The Foreign Ministry claims reflecting Pashinian’s and his associates’ Karabakh-related rhetoric were strongly condemned by Armenia’s main opposition groups. Their leaders accused the ministry of distorting facts in a bid to absolve Pashinian of blame for the fall of Karabakh.
“Even [Azerbaijani President Ilham] Aliyev, in his remarks on the occupation of Artsakh and the final closure of the Artsakh issue, does not refer to the illegal document on the dissolution of Artsakh’s state bodies,” Ishkhan Saghatelian of the Armenian Revolutionary Federation (Dashnaktsutyun) said in a Facebook post on Monday. “Therefore, the efforts of Aliyev's Armenian advocates are pathetic and futile.”
“The authorities do not manage to erase the traces of their own crimes even by distorting history and resorting to blatant falsifications,” Tigran Abrahamian, a senior lawmaker from the opposition Pativ Unem bloc, wrote for his part.
Edmon Marukian, another opposition leader who served as ambassador-at-large until March 2024, likewise called the Foreign Ministry statement a “disgrace.”

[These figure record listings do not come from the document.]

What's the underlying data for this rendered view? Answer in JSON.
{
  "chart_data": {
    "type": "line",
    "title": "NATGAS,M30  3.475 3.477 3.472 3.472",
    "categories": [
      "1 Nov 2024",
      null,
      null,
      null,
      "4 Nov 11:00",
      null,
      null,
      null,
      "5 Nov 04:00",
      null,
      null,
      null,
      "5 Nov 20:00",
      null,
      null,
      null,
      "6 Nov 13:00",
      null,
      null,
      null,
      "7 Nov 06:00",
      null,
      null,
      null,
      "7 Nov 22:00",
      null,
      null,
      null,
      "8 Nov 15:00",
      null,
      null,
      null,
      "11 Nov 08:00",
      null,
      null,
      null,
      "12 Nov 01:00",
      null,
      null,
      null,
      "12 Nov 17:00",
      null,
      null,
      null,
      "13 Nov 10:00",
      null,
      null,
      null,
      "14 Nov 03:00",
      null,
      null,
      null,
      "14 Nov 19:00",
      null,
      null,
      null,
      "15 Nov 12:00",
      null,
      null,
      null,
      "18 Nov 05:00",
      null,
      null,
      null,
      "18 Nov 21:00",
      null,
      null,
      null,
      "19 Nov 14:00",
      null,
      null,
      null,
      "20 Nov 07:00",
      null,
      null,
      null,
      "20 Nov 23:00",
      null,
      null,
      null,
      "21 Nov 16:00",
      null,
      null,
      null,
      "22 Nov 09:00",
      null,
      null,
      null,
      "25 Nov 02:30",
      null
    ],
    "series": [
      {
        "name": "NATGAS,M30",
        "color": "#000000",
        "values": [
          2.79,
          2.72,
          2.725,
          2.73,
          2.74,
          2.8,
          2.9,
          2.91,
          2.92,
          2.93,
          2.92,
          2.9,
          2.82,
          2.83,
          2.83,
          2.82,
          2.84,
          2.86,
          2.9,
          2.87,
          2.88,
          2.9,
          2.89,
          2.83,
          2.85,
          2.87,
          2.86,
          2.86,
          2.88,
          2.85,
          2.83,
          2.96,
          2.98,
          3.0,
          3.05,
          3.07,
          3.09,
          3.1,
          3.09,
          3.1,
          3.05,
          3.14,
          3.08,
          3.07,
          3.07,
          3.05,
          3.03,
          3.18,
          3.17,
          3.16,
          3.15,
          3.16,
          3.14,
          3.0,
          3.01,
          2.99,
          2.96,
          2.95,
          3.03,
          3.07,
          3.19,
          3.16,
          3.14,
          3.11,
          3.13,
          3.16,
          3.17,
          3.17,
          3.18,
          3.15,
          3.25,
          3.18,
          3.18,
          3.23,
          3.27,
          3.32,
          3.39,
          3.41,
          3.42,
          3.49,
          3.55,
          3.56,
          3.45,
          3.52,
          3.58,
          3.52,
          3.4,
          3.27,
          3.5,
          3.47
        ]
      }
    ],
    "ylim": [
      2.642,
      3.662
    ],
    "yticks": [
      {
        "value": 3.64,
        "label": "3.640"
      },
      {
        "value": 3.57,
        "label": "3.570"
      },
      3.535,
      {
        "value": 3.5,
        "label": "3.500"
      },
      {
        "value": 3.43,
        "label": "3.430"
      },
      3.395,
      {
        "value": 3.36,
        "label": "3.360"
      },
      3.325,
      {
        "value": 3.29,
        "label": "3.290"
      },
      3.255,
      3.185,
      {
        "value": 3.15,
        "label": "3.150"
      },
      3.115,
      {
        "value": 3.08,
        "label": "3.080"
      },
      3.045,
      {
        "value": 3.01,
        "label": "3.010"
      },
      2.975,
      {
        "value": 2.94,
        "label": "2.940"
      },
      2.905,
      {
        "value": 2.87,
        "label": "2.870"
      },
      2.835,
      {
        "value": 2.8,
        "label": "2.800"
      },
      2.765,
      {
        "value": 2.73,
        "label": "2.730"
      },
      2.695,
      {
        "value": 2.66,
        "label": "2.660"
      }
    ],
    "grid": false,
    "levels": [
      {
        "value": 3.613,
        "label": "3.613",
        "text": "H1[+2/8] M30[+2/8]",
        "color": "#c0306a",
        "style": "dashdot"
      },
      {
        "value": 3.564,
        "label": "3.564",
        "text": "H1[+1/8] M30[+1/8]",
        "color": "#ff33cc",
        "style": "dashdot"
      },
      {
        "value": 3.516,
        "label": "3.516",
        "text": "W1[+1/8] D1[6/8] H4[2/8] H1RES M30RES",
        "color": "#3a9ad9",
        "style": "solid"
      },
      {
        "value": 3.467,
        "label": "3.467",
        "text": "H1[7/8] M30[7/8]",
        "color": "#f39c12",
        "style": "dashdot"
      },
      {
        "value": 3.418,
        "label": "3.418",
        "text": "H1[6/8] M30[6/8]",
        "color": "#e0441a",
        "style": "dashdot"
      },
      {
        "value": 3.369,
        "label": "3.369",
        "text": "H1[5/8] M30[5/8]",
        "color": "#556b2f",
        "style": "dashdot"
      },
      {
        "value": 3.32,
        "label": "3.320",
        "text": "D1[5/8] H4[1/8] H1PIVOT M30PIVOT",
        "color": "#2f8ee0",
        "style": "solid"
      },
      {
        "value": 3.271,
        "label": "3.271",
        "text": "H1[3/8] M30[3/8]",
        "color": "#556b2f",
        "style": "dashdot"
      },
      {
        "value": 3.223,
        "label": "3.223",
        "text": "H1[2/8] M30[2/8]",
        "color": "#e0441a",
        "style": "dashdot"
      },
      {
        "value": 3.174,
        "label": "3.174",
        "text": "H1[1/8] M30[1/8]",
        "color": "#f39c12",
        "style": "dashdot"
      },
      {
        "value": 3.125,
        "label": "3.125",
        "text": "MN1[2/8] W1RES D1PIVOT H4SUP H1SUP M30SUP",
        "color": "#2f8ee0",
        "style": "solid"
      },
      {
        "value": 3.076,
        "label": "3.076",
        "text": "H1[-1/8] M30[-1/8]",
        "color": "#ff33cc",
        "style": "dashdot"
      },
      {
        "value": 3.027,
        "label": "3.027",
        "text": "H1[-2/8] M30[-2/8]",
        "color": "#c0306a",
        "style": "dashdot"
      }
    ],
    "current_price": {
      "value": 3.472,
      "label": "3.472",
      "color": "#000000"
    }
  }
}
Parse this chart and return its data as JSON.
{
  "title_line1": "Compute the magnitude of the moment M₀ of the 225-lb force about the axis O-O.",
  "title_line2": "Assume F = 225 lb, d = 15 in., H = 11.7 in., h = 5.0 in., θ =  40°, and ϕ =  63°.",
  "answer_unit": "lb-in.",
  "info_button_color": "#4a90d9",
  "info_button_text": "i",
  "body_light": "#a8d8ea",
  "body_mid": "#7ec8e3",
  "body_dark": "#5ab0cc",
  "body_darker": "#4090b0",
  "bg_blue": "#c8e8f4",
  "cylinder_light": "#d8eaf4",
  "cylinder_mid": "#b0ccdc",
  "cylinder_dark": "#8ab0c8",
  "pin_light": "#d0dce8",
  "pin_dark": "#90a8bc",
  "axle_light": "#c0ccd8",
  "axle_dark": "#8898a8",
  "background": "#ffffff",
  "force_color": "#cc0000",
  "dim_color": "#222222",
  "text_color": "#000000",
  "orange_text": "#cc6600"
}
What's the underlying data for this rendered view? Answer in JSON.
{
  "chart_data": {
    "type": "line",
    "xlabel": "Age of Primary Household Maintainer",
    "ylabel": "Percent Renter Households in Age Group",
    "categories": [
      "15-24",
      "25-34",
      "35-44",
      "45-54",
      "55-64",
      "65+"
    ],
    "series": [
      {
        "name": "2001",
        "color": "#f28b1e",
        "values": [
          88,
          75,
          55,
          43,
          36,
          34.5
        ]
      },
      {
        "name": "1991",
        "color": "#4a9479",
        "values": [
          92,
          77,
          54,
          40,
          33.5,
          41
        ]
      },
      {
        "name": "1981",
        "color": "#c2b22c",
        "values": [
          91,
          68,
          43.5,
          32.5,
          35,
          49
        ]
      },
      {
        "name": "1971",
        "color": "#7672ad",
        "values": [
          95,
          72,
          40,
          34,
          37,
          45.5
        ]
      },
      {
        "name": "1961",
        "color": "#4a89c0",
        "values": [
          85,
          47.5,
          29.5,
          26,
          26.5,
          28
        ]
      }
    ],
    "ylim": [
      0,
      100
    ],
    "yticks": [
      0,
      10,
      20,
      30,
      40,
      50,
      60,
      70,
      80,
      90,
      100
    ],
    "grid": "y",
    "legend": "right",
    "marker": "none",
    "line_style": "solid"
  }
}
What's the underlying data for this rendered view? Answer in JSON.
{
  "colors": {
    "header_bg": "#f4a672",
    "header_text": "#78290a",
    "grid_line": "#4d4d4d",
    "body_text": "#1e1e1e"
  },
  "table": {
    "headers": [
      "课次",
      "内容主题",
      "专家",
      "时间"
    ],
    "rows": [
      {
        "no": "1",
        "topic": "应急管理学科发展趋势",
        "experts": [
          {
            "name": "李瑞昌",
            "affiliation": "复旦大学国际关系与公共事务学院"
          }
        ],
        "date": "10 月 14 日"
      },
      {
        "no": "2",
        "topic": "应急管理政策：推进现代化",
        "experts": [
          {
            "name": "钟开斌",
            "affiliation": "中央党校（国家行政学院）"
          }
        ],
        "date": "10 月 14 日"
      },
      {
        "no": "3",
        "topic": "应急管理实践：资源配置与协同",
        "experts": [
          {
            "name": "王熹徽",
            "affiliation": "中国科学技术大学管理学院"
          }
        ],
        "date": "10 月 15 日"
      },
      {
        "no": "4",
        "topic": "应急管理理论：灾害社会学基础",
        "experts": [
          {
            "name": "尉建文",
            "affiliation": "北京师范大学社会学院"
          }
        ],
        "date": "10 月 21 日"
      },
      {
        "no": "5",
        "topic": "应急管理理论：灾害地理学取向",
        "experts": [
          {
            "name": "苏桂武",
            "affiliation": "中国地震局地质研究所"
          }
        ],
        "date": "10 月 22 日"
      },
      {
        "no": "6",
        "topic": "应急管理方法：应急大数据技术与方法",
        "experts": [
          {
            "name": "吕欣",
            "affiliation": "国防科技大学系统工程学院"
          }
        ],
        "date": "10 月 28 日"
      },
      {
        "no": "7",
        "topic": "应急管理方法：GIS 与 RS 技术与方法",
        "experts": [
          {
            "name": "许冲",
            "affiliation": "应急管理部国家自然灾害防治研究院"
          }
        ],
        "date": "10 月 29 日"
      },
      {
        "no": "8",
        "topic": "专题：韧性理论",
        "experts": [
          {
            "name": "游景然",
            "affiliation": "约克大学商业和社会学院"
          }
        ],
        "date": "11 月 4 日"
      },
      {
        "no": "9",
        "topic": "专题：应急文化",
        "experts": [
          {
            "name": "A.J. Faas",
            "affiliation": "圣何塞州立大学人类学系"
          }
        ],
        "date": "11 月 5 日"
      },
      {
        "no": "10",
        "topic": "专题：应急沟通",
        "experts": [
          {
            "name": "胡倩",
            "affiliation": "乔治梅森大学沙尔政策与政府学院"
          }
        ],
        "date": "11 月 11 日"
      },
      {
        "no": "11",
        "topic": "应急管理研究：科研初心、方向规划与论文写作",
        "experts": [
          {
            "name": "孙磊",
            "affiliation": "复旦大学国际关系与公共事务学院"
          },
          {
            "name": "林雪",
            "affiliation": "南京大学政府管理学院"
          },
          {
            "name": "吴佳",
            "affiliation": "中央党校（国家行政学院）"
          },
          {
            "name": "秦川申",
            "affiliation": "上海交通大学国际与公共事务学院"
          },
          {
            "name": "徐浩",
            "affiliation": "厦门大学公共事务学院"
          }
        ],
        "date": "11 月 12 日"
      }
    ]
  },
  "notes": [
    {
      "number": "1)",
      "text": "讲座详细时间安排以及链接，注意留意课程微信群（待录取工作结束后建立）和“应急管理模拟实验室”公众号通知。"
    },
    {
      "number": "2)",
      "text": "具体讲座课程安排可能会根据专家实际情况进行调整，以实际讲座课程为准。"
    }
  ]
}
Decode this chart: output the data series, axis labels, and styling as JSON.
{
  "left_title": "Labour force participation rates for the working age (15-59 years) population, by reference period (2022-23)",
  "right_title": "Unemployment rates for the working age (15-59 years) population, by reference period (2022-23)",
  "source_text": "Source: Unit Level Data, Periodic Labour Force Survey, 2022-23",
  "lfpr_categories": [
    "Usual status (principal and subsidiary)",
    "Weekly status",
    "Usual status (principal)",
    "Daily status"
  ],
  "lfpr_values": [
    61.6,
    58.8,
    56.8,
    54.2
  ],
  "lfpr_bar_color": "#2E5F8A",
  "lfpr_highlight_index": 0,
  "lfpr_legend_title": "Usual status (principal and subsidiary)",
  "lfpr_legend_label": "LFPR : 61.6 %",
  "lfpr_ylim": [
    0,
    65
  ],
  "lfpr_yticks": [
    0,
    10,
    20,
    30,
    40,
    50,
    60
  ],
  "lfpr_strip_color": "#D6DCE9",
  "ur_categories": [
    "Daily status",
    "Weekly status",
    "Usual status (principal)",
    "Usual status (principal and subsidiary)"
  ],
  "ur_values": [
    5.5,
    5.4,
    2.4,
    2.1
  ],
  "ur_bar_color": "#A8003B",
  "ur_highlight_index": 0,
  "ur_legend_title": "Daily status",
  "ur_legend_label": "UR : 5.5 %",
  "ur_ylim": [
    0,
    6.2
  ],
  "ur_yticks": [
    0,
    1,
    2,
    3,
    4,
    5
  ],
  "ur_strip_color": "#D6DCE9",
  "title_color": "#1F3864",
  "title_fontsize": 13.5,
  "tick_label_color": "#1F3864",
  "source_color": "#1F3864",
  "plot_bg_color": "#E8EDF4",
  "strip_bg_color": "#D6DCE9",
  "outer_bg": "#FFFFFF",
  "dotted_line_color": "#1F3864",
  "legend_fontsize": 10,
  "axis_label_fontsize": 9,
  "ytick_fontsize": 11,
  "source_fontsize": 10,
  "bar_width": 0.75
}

The ministry statement commented on Aliyev’s claim that up until January 2024 Yerevan sought to include “the fate of the so-called Nagorno-Karabakh Republic” into a draft peace treaty discussed with Baku. He said that was the main sticking point in Armenian-Azerbaijani peace talks.
The text of the treaty, essentially finalized by the two sides on March 13, is understood to make no reference to Karabakh or its displaced population’s right to safely return home. Nevertheless, Aliyev has set a number of preconditions for its signing.